Sonic hedgehog gene-enhanced tissue engineering for bone regeneration

Abstract

Improved methods of bone regeneration are needed in the craniofacial rehabilitation of patients with significant bone deficits secondary to tumor resection, congenital deformities, and prior to prosthetic dental reconstruction. In this study, a gene-enhanced tissue-engineering approach was used to assess bone regenerative capacity of Sonic hedgehog (Shh)-transduced gingival fibroblasts, mesenchymal stem cells, and fat-derived cells delivered to rabbit cranial bone defects in an alginate/collagen matrix.
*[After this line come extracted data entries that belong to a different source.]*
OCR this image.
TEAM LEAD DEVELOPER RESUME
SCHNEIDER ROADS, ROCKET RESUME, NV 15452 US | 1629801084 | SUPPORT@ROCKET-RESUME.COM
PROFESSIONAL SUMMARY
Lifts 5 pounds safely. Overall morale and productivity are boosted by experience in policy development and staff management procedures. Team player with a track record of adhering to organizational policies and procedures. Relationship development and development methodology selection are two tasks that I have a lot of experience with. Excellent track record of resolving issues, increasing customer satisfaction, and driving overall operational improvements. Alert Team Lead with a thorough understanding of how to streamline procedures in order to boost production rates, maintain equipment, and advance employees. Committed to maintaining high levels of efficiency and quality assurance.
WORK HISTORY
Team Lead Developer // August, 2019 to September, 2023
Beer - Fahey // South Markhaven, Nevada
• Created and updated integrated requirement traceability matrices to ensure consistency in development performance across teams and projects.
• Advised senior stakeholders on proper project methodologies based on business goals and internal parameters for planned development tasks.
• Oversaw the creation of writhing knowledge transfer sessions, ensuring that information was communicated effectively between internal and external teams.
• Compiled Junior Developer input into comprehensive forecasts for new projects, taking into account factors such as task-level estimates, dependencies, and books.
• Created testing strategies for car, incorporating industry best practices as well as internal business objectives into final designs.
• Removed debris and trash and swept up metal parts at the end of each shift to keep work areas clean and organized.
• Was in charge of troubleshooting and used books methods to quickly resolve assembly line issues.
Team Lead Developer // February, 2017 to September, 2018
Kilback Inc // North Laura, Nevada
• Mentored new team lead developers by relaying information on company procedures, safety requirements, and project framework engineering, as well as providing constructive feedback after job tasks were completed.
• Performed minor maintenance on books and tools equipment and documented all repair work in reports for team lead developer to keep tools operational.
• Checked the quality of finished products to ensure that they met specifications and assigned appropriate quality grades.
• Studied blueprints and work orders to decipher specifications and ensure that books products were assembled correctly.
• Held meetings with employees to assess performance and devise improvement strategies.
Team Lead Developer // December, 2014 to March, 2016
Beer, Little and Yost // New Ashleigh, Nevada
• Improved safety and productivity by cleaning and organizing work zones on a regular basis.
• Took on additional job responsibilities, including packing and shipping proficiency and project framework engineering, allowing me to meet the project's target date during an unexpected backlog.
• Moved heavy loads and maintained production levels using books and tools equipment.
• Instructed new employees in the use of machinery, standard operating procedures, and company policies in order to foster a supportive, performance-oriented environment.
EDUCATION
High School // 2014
Human Shh cDNA isolated from fetal lung tissue was cloned into the replication-incompetent retroviral expression vector LNCX, in which the murine leukemia virus retroviral LTR drives expression of the neomycin-resistance gene. The rat beta-actin enhancer/promoter complex was engineered to drive expression of Shh. Reverse transcriptase-polymerase chain reaction analysis demonstrated that the transduced primary rabbit cell populations expressed Shh RNA. Shh protein secretion was confirmed by enzyme-linked immunosorbent assay (ELISA). Alginate/ type I collagen constructs containing 2 times 106 Shh-transduced cells were introduced into male New Zealand White rabbit calvarial defects (8 mm). A total of eight groups (N=6) were examined: unrestored empty defects, matrix alone, matrix plus the three cell populations transduced with both control and Shh expression vectors. The bone regenerative capacity of Shh gene enhanced cells was assessed grossly, radiographically and histologically at 6 and 12 weeks postimplantation. After 6 weeks, new full thickness bone was seen emanating directly from the alginate/collagen matrix in the Shh-transduced groups. Quantitative two-dimensional digital analysis of histological sections confirmed statistically significant (P<0.05) amounts of bone regeneration in all three Shh-enhanced groups compared to controls. Necropsy failed to demonstrate any evidence of treatment-related side effects. This is the first study to demonstrate that Shh delivery to bone defects, in this case through a novel gene-enhanced tissue-engineering approach, results in significant bone regeneration. This encourages further development of the Shh gene-enhanced tissue-engineering approach for bone regeneration.